El paisaje se va alejando como una paloma.


YO Y LA LUNA

La carreta helada y un árbol deshojado entristecieron al mar.
La lluvia cae en la arena y la luna da su reflejo.





EL ÁNGEL

Una estrella brilla en las alturas.
Dice un ángel: "ya es hora de dormir", y va y apaga la estrella.
Y todo oscuro duerme en Belén.




EL MUNDO

El pequeño mundo que va rodando, siempre pone la misma luz.
La misma función hace todos los días a la misma hora.
La vida es siempre un agujero que da la vuelta.




El ÁRBOL

El amor es una hoja de un árbol.
Cuando la hoja se cae del árbol
es cuando se separa el amor del corazón.



ATRISTECE

Un cortijo me atristeció.
El olivar se aleja de la memoria como si fuera a morir.


LA POESÍA

Todo el mundo es poeta:
los jóvenes, viejos y mancos, etc.

Unos más, unos menos;
pero la vida es diferente.

Cuando se muere un poeta,
nace otro.






NIEBLA

La niebla tapa los barcos.
Una nube gris ha hecho llover.
Un barco, al alejarse con su humo escribe palabras en el cielo. 



LA ESPERANZA

La esperanza es un pasado dulce que suavemente atraviesa el sueño.


UN LUNAR

Un lunar tiene mamá como un granito de arena que cae del reloj.
Parece una perla redonda en el cuello y que fuera a vivir con ella siempre.




SUS PLUMAS

Mi pájaro amarillo abrió sus plumas.
Y mirando por la reja de la tristeza empezó a cantar.











LA MURALLA

Consiguieron alcanzar la suavidad.
Pero la suavidad es inútil para lograr el amor.
Porque una muralla los separa.



RAMA EN UN ÁRBOL

Hubo una rama en un árbol, no como las demás.
Una rama que nada más servía para la alegría de los rayos del sol.


PLUMAS

Caen las plumas de un nido vacío,
y por el aire se creen que vuelan.



SONRISA DE MAMÁ

Cuando mamá sonríe
abre y cierra los labios
como un tulipán rojo.



EN UN DÍA NUBLADO

En un día nublado me gusta mirar la vida con su color de fuego.



LLUVIA

Un suspiro profundo
es un pájaro que vuela para taparte la lluvia.



JORGE GUILLÉN

En mi pensamiento está Jorge.
Una campana llevo para decirle adiós.



PALOMA

La paloma va por los caminos que da Dios para ir al cielo.



SOMBRA

Un alguien, enfrente de Dios, no puede ver su sombra.
Pero Dios, enfrente de alguien, sí puede ver la sombra de sus recuerdos.








FAROLA

De noche es todo triste. La Farola no tiene amparo.
Quiere dejar de alumbrar.
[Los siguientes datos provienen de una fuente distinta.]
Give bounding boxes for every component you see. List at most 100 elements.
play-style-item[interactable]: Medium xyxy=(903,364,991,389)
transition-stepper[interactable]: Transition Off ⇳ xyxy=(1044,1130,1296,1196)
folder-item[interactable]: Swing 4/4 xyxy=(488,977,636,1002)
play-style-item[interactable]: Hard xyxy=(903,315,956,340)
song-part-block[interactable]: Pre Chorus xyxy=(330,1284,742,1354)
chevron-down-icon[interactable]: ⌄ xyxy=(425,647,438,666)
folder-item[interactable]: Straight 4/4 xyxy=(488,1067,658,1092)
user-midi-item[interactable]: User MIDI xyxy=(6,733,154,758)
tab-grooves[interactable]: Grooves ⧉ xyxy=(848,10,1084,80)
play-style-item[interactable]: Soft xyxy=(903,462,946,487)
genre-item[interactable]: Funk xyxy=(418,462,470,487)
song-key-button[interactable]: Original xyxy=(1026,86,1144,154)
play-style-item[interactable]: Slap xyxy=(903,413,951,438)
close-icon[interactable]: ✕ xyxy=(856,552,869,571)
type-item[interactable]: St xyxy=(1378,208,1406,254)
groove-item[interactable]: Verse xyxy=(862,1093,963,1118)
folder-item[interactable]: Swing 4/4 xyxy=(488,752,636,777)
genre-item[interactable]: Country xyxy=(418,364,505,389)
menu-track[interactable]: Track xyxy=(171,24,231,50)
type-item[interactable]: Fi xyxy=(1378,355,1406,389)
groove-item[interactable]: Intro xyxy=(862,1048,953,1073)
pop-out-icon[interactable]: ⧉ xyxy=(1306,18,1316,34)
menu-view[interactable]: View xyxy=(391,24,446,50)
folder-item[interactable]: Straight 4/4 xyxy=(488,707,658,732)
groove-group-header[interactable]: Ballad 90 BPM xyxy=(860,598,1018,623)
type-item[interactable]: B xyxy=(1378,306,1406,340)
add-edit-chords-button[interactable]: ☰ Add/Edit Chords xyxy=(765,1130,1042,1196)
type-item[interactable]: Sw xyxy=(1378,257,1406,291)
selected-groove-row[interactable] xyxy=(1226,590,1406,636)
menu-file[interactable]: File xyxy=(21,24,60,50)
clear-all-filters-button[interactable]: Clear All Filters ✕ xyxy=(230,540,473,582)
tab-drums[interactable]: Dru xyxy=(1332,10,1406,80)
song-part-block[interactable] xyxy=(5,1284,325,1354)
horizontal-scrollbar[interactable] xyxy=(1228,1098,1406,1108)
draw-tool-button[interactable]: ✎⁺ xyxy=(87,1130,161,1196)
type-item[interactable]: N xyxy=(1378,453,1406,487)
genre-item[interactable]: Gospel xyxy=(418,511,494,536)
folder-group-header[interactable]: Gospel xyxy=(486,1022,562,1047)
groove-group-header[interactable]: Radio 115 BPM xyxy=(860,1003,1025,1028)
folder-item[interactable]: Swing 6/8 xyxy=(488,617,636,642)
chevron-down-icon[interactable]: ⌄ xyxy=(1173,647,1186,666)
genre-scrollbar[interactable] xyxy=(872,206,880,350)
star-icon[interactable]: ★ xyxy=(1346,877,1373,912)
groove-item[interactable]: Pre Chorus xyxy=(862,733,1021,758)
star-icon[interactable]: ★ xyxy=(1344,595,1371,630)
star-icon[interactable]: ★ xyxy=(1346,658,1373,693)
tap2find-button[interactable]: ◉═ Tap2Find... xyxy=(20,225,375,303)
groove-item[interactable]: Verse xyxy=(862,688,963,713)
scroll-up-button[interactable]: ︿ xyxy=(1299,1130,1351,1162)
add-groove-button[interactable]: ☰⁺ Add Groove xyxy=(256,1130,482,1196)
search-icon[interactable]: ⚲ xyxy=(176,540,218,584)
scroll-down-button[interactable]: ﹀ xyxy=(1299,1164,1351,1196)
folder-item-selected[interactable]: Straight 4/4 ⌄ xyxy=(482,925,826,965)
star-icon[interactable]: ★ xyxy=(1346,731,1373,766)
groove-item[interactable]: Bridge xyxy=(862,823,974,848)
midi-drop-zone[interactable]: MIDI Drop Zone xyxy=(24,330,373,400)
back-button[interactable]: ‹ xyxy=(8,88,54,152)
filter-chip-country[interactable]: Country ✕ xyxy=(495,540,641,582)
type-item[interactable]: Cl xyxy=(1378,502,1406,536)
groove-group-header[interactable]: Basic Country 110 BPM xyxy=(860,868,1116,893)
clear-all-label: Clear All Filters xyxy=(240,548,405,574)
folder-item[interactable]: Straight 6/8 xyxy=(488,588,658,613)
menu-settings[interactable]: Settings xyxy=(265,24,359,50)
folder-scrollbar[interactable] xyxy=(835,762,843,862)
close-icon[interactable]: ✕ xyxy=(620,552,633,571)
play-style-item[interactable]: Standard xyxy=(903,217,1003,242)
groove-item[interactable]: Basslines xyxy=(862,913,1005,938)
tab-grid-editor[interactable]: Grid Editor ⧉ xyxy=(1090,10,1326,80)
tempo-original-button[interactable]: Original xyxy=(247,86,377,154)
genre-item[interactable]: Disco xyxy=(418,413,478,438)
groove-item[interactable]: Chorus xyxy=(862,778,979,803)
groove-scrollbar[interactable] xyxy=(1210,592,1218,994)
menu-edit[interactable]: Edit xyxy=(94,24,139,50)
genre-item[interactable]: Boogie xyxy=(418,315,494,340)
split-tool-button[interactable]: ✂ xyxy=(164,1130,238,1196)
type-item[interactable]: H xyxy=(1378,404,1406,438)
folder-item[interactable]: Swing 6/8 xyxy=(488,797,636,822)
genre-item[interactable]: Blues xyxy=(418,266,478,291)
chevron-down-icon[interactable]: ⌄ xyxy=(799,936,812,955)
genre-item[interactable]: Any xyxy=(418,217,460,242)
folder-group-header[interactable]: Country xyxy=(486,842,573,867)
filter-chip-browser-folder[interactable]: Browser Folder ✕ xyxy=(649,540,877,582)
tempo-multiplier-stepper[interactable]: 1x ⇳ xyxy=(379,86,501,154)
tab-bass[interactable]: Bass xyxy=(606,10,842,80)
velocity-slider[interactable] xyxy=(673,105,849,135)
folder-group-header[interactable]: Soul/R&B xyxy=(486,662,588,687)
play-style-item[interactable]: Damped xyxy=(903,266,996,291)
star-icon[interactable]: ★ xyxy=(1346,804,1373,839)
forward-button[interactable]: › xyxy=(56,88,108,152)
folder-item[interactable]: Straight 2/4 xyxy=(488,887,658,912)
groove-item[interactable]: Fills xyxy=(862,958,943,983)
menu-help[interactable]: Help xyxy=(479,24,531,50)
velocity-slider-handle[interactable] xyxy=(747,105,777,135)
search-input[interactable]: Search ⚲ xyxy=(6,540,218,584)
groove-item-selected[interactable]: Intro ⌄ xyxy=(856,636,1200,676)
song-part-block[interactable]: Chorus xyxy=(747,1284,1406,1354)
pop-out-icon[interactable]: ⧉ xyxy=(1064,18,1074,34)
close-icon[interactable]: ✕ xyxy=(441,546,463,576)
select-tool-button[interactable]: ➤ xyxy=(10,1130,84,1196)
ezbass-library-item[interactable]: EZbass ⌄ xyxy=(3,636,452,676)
Su cristal no brilla.
Yo le traigo gaviotas para que alumbre y no esté sola.




VICENTE ALEIXANDRE
                                  
Un pájaro vuela de mis manos,
y al mismo tiempo ha pasado un ángel.


FUENTE

Hay una fuente
llena de días
que sólo sirven
para el recuerdo.

           

CIUDAD

Hay que levantar la ciudad
para que pase por debajo el camino del sueño.



LLAMA DE FUEGO

Una llama es mi amigo cuando sonríe.
Como candela que se enciende en la oscuridad.



HILOS

Todo nace en primavera.
Y las arañas se despiertan sobre sus hilos.


 COSAS NUEVAS

Viene el viento a acariciar un monte
y le habla de las cosas nuevas que pasan por ahí.





ROSAS

Las rosas se abren por la mañana
y cantan como los gallos.





MARZO

Lirios, lirios, lirios, lirios.
Marzo se extiende.



MARGARITAS

Sí. No.
Si. Do.
Re. Mi.

PASEO

Van las monjitas
de dos en dos,
de dos en dos,
de dos en Dios.


PERDERSE

Me he perdido en el fuego,
y no encuentro la salida de una llama.





COJÍN

Me echo en un cojín
y contemplo las rosas hasta que se duermen.






NEGOCIO

Mi negocio es agacharme
y coger una flor
y ponerla en un jarro
y echarle agua.

No sé hacer otra cosa.


LILAS

No las traigo para olerlas,
sino para consolarte.



ARO

Por un aro entra mi cuerpo
y creo que sale otra persona.



TIJERAS

Con unas tijeras corto la noche
y suena el ruido que lleva dentro.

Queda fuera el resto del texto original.